Britain will likely avoid sliding back into recession this year, thanks to solid growth in overseas markets, but the the government needs to do more to intice banks to lend into a weak economy, the British Chambers of Commerce said Tuesday.
The group expects the UK's £1.1tn economy to expand by around 0.3 percent in the first three months of this year - a figure that's slightly better than analysts's forecast but in-line with recent manufacturing data. It's full-year growth estimate, however, is 0.6 percent - marginally slower than consensus. The independent Office of Budget Responsibility recently raised its forecast for growth to 0.8 percent for the full year.
"The U.K. economy is still facing huge challenges and the recovery is much too slow," said John Longworth, the BCC's Director General. "It has the potential to recover, but to achieve that the government has to set businesses free to grow."

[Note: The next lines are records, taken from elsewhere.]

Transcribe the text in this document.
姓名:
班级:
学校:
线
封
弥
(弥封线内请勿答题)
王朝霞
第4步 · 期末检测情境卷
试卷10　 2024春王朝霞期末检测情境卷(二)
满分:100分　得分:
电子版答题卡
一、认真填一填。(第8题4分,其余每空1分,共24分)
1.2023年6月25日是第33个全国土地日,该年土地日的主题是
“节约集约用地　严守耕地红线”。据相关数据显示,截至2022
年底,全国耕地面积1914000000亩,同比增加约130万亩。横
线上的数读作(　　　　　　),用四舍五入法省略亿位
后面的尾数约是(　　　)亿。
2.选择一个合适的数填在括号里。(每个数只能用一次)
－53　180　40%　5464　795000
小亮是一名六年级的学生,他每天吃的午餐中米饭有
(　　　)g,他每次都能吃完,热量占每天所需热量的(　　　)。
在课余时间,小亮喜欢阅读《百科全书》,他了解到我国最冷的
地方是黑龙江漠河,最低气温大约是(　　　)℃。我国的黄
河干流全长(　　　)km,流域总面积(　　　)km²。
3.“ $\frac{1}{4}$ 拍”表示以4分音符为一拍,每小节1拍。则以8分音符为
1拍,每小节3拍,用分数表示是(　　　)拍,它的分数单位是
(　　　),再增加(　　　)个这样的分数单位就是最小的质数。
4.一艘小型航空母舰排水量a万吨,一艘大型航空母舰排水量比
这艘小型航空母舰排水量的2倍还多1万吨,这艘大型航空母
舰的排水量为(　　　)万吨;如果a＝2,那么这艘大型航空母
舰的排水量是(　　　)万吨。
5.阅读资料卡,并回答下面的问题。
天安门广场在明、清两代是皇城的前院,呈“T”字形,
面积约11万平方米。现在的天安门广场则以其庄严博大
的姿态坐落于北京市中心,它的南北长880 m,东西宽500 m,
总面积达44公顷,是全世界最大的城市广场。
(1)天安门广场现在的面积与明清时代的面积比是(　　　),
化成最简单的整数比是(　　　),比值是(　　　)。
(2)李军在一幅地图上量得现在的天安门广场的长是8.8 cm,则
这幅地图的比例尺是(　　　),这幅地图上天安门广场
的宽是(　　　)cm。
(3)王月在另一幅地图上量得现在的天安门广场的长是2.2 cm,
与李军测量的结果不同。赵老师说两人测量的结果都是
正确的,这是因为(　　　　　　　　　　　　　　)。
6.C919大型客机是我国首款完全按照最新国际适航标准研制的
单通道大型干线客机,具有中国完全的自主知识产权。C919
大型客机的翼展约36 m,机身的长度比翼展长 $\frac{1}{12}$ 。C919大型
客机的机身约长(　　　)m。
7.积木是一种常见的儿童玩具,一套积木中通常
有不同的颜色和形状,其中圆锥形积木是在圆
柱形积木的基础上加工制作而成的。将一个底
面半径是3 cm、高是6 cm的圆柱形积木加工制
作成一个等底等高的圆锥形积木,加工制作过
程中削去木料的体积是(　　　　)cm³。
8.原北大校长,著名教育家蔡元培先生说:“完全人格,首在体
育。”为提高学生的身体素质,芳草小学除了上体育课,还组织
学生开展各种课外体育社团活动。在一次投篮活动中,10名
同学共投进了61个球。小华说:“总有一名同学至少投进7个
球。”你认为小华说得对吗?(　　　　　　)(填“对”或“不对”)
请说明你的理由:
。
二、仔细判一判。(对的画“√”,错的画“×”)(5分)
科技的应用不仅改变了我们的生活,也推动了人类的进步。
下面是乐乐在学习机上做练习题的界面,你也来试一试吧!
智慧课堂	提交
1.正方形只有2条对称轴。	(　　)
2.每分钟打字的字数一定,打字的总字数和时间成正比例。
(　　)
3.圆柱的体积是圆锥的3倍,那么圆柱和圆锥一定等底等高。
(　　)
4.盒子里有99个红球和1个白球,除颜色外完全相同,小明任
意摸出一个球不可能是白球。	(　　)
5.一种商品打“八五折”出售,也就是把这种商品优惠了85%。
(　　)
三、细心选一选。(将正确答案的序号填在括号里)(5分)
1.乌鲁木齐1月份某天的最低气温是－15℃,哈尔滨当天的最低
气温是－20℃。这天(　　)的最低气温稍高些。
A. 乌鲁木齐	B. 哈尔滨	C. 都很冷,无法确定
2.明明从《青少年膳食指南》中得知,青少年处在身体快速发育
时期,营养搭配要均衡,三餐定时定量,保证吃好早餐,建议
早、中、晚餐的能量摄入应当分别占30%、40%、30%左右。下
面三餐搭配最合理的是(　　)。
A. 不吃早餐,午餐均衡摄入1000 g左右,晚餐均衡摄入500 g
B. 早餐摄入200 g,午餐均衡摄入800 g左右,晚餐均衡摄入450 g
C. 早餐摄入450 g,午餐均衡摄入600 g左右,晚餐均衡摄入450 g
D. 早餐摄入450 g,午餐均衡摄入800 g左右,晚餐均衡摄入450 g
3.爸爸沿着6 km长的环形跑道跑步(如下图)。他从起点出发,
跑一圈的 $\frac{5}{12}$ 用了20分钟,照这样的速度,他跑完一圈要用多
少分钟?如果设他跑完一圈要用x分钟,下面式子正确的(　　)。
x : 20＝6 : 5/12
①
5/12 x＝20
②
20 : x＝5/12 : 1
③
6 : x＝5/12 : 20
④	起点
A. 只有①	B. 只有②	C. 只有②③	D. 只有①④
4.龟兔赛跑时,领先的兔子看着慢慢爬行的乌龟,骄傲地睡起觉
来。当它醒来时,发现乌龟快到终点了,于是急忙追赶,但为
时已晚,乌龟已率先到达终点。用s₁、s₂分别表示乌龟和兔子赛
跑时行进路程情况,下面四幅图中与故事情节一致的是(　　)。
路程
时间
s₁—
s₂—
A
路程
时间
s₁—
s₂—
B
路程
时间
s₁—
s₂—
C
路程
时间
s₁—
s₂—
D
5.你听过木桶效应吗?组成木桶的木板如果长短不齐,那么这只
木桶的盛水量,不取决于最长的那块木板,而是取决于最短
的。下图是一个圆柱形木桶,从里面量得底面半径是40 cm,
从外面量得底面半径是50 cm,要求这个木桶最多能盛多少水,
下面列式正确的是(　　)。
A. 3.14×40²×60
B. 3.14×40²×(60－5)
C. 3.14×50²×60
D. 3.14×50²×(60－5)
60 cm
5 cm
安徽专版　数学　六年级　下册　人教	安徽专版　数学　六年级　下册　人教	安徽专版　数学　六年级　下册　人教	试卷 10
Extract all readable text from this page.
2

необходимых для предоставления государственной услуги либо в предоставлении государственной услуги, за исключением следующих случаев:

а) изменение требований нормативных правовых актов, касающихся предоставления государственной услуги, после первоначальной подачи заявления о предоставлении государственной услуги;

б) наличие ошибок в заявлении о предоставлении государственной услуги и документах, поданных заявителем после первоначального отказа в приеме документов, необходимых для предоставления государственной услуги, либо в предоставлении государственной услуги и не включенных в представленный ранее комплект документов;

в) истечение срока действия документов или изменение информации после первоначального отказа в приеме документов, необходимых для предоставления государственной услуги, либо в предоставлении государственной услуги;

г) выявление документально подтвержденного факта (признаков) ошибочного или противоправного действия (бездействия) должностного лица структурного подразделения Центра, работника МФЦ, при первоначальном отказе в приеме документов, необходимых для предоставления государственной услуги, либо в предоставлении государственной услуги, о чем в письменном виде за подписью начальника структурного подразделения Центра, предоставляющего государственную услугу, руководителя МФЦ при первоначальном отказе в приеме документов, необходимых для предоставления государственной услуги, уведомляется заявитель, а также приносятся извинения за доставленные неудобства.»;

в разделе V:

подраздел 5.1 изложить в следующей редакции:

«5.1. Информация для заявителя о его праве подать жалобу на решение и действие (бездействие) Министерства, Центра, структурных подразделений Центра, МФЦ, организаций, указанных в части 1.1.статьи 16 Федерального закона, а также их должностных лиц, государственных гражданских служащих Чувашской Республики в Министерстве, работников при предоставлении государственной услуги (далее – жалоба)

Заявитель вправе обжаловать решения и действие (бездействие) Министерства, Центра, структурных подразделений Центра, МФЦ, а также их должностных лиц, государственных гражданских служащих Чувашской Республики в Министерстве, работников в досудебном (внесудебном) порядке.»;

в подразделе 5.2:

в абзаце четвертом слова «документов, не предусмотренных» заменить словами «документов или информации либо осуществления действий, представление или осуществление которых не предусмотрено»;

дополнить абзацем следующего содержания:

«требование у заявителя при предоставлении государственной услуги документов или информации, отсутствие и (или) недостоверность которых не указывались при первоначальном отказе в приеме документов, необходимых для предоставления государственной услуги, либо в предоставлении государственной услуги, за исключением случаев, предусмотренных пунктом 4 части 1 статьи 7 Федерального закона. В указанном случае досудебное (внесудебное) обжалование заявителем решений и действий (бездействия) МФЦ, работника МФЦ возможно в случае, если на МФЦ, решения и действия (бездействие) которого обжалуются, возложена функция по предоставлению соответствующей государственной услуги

The trade group, which represents the firms that employ around one fifth of Britan's private workforce, also published a quarterly survey of business activity which suggested export orders were highest in at least a year.
BCC offficals, however, cautioned that the government's plans to reduce debt and cut public spending would continue to be a drag on economic performance. Slower growth in the public sector, the BCC said, would need to be offset by a more dynamic the private sector - and that requires more lending from the nation's banks, particularly to small and medium-sized businesses.